Last night after we made the blog post we had CP and Maher to our tent for some freeze dried dinner. It is quiet here at night when the dogs are sleeping. Suddenly we hear a massive noise. It sounded to me like a building being demolished. Mark says with an alarmed voice that he thinks he hears water rushing. We agree.
The guides move fast and head outside the tent. Mark and I sit awaiting news. We suspect at the time that a massive lead opened up. The guides returned to report that they could not see anything but it was definitely the ice moving.
We finish dinner and go to bed. We woke to the sound of the wind. Maher said it was going to be rough today so we should put on extra layers. I took his advice. I usually wear three sets of heavy long underwear and two outer layers. Today I added a fourth. I grabbed the toliet paper to head outside for my morning routine. I looked like Ralph from A Christmas Story all bundled up in a massive jacket and unable to move.
Maher was right, it was colder than the day before and the wind was howling. We broke camp and headed out. We quickly found the source of the commotion the night before. The ice was littered with new pressure ridges, some as high as 15 feet. The wind was relentless and only got worse.

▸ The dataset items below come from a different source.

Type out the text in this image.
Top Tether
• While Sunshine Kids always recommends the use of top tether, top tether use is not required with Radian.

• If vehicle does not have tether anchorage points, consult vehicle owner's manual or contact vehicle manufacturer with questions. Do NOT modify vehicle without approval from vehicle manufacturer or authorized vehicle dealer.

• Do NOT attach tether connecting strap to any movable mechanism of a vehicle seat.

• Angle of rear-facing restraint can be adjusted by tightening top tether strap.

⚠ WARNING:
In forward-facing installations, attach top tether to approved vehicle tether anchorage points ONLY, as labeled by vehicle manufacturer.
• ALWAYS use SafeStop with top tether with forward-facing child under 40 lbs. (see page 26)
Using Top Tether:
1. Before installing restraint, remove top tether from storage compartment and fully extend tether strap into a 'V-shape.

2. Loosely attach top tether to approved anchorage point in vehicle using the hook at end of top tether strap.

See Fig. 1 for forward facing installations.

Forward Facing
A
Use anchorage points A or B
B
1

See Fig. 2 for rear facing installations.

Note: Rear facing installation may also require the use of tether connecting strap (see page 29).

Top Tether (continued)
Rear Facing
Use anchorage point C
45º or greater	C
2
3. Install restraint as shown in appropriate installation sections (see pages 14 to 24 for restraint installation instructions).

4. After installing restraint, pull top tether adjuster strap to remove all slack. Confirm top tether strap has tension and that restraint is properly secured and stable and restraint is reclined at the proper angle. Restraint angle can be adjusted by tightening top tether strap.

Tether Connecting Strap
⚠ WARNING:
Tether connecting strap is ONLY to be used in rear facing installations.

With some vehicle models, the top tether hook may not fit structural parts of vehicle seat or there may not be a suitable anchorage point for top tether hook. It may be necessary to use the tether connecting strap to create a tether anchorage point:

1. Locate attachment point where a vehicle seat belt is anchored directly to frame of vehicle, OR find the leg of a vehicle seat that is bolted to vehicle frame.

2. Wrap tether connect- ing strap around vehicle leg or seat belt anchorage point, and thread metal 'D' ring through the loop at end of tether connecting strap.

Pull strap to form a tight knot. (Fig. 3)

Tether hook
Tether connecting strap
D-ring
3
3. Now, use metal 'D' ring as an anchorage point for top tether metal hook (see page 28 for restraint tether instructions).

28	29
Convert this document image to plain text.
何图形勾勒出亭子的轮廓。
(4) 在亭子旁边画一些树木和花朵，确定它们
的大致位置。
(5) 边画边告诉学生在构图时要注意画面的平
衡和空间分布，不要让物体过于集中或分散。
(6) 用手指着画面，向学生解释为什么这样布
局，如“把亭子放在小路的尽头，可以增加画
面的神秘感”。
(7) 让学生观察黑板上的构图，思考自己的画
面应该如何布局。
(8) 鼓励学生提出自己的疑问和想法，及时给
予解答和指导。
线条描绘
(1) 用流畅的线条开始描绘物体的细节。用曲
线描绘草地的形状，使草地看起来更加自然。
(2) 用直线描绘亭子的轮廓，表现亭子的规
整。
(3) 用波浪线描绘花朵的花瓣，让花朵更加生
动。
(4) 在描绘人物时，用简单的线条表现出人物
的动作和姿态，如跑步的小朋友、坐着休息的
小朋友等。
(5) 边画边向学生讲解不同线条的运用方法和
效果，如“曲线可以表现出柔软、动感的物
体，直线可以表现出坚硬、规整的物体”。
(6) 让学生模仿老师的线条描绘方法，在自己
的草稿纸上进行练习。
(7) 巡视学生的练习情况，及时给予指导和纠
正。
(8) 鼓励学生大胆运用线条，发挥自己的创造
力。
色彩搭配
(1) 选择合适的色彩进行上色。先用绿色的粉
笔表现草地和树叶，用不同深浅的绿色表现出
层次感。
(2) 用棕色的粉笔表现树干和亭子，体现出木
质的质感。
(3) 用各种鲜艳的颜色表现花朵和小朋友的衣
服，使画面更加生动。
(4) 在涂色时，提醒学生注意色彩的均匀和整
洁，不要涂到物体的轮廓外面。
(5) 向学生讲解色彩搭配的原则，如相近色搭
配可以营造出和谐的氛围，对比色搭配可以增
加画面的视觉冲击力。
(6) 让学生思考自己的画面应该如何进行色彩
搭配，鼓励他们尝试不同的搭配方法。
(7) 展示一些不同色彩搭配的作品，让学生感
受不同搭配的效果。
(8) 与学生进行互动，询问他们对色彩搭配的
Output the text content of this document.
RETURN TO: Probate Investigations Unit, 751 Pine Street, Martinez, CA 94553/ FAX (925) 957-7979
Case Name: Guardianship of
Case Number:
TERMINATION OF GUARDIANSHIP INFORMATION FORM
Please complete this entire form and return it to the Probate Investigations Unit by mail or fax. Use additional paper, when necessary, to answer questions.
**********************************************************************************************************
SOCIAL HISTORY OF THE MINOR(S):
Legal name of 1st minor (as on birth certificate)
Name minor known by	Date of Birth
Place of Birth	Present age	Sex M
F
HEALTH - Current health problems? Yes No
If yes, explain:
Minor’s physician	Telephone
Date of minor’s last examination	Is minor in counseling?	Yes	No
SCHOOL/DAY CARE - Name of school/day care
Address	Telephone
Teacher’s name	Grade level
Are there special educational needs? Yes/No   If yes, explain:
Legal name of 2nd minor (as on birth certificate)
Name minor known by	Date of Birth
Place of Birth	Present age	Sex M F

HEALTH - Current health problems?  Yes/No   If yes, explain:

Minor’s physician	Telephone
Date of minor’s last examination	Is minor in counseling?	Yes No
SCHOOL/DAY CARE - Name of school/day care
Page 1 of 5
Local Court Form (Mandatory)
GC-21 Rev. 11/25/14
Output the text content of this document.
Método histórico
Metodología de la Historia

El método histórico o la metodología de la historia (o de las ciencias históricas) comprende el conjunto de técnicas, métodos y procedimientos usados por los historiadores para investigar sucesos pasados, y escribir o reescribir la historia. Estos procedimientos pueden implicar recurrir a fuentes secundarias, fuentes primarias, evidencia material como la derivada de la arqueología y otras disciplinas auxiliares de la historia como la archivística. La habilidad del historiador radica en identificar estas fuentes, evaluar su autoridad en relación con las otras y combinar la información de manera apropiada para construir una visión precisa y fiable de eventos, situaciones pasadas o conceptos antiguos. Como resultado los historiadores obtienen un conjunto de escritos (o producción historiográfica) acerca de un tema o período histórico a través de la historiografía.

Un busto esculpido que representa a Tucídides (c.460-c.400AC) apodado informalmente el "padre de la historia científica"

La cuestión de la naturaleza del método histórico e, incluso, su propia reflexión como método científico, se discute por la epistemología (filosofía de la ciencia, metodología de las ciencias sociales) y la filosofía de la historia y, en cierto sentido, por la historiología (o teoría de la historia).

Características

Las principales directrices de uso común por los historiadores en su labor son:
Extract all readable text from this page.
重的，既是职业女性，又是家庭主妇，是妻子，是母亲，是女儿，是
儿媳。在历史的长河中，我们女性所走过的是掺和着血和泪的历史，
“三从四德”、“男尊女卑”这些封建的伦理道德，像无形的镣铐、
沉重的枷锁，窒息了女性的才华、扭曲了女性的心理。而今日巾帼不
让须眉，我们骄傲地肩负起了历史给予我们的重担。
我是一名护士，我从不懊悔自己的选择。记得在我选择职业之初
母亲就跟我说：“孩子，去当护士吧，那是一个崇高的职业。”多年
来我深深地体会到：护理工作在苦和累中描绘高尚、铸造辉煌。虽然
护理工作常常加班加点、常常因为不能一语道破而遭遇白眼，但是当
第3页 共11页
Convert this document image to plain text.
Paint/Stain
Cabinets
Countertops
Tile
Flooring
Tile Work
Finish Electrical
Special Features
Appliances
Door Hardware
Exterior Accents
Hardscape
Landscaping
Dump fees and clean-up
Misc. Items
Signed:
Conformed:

A sustained 15 to 20 something mph wind pushing the negative 25 to 30 degree air.
It is kinda like taking the coldest day you have ever felt and sticking your head out the window of a car going 20 mph. We had to earn every mile. We busted our way through pressure ridges and fought for ground at a snails pace. After seven hours and only 4 miles of progress we stopped to set up camp. We had to set up the tents in the massive wind. It's quite an ordeal. The wind is from the North likely pushing us on the ice farther from our goal.
I laugh when I think how bad I thought yesterday was...I guess it just prepared us for today. We are in our tent now and it is flapping around by the ever increasing wind. I hope to wake up to a calm day. If not, we are literally in for some more rough sledding.